Du 31 août au 4 septembre dernier ont eu lieu en Allemagne, les négociations dans le cadre de la Convention-cadre des Nations Unies sur les changements climatiques (CCNUCC). L’événement qui a réuni les 196 membres de la Convention a renvoyé les sujets de fond à plus tard. L’Afrique, quand bien même représentée par d’éminents experts, a eu du mal à se faire entendre et faire considérer ses positions sur les textes devant être présentés à Paris,  lors de la 21e conférence mondiale sur le climat (COP21).

Mamadou Honadia, expert sur les questions de négociations relatives aux changements climatiques, membre du Conseil du Fonds d’Adaptation, Conseiller du Groupe Afrique pour les négociations entrant dans la préparation de la 21e Conférence des Parties à la CCNUCC, prévue à Paris en décembre, et chargé de Missions auprès du Ministre de l’Environnement et des Ressources Halieutiques du Burkina Faso, a pris part aux négociations de Bonn. Il lève un coin de voile sur les difficultés des pays africains à cette étape décisive pour un accord universel devant contenir le réchauffement.

 

Pourquoi ces multiples et interminables réunions à Bonn pour préparer le Sommet  de Paris sur l’environnement?

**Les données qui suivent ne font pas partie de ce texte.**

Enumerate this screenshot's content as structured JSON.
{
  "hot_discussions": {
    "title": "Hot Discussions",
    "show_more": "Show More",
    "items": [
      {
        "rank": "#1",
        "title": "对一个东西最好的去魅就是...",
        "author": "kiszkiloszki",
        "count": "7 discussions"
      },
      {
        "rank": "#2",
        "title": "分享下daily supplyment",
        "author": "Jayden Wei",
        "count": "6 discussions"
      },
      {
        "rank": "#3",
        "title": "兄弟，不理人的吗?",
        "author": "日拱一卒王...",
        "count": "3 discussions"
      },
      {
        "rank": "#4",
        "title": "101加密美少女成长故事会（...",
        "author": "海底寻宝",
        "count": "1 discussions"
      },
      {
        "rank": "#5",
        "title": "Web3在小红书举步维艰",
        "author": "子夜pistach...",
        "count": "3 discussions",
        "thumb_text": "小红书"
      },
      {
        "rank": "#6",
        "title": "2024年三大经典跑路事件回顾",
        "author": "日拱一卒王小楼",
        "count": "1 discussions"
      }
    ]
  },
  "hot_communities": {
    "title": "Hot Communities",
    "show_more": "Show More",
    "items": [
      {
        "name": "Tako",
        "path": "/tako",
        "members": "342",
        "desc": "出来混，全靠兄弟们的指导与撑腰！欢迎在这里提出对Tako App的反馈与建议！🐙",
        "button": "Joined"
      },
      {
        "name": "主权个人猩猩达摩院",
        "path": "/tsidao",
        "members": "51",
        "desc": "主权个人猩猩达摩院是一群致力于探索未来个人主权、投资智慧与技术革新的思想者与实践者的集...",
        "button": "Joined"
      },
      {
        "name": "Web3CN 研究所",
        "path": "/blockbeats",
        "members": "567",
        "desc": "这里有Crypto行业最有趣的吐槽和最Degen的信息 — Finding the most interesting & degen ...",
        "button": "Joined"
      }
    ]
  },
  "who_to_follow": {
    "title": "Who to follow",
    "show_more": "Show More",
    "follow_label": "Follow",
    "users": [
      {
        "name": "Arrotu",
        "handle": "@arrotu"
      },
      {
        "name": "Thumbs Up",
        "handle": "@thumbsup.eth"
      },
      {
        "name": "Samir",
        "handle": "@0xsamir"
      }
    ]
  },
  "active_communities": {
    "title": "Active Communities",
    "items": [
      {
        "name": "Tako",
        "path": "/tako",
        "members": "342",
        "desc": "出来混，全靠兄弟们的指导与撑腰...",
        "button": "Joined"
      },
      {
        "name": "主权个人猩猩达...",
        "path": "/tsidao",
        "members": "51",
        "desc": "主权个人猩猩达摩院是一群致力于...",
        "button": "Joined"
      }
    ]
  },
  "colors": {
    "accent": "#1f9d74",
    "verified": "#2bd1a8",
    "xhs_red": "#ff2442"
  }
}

Mamadou Honadia : Bonn abrite le Secrétariat de la Convention Cadre des Nations Unies sur les Changements Climatiques. La générosité du Peuple allemand, que je salue, a permis de doter cet organe de la Convention d’infrastructures pour permettre de tenir des réunions ordinaires approuvées par chaque Conférence annuelle. Un pays partie au traité peut décider d’abriter une réunion particulière, en ce moment, leurs installations et équipements sont expertisés pour voir s’ils répondent aux normes du Secrétariat et si les charges de tenue d’une réunion ou d’une Conférence reviennent moins chères. A défaut, les réunions se tiennent à Bonn. Ainsi donc, la Conférence de Paris exige une préparation sérieuse, énorme, constituée par de multiples réunions techniques et politiques. L’objectif étant pour les experts, de convenir et de soumettre à l’approbation des Gouvernements, un Protocole, un résultat convenu ou instrument juridiquement contraignant pour tous, pour gouverner le régime climatique après 2020 de sorte à ce que l’élévation des températures reste en dessous de 1,5° à 2 °C.

 

Comment expliquez-vous le fait que le groupe des pays parapluie (USA, Canada, Japon, Russie, Nouvelle Zélande, Australie, Norvège)  soit foncièrement contre le fonds d’adaptation et les mesures de riposte contre le changement climatique ?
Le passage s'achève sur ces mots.